Queen (the band not HRH) and opera have a long history of romance; from Freddie Mercury singing Barcelona with the opera legend Montserrat Caballé to naming one of their albums A Night at the Opera with opera mash-ups like Bohemian Rhapsody. Also when Freddie belts out, ‘I don't want my freedom’ in It's a Hard Life he is borrowing the line ‘Ridi, Pagliaccio, sul tuo amore infranto!’ (Laugh, clown, at your broken love!) from the opera Pagliacci.
In fact others have taken it further creating a whole album influenced by opera such as Def Jam's album called The Rapsody Overture: Hip Hop Meets Classic. Many different rappers and artists contributed to the album but one in particular, LL Cool J’s song Dear Mallika, perfectly encapsulates the drama of the sampled Flower Duet from Lakmé with the lyrics which not only reflect the opera itself but which still resonate greatly in today's climate.
Then there is the singer Mika who is popular for hits such as Big Girls and Relax, Take it Easy. For his song Grace Kelly he borrows from Rossini’s Largo Al Factotum - you’ll be able to hear it in WNO’s upcoming production of The Barber of Seville (Largo Al Factotum that is, not Mika.) It’s not just through the voice or sampling that opera can be incorporated into song as Muse’s Plug in Baby shows us with the opening guitar riff from Bach’s Toccata and Fugue in D minor deftly turning classical into rock.

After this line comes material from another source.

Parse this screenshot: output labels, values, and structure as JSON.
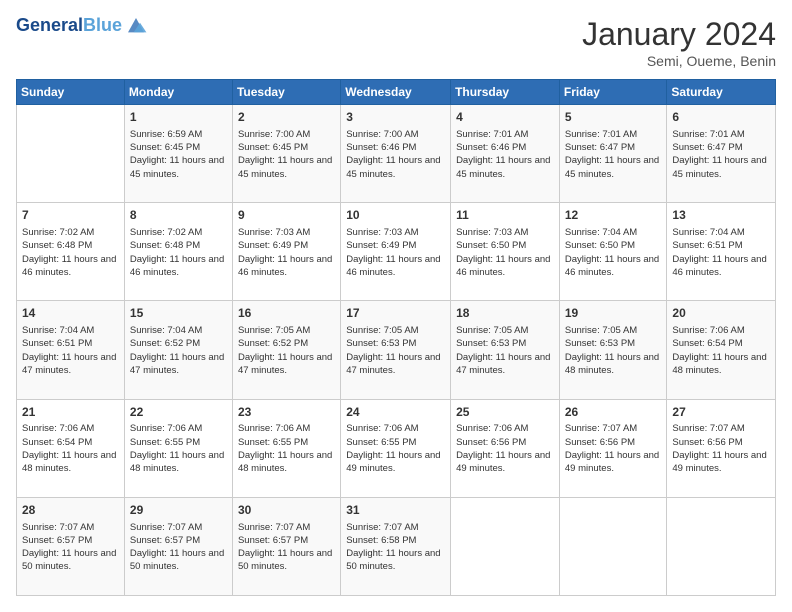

Lastly, who can forget the king and queen of jazz, Ella Fitzgerald and Louis Armstrong with their rendition of Summertime from the original 1935 opera Porgy and Bess. It has become a staple of popular music, going on to gather over 33,000 covers. So there you have it, whether it is pop, R&B, classical, rock, indie or jazz; opera can be transformed into anything and inspires other artists to go on and create new works. When you really think about it music knows no boundaries and shouldn’t be restricted; so bring on the crossovers, the hybrids and the beautiful blends; the world needs it and we love them.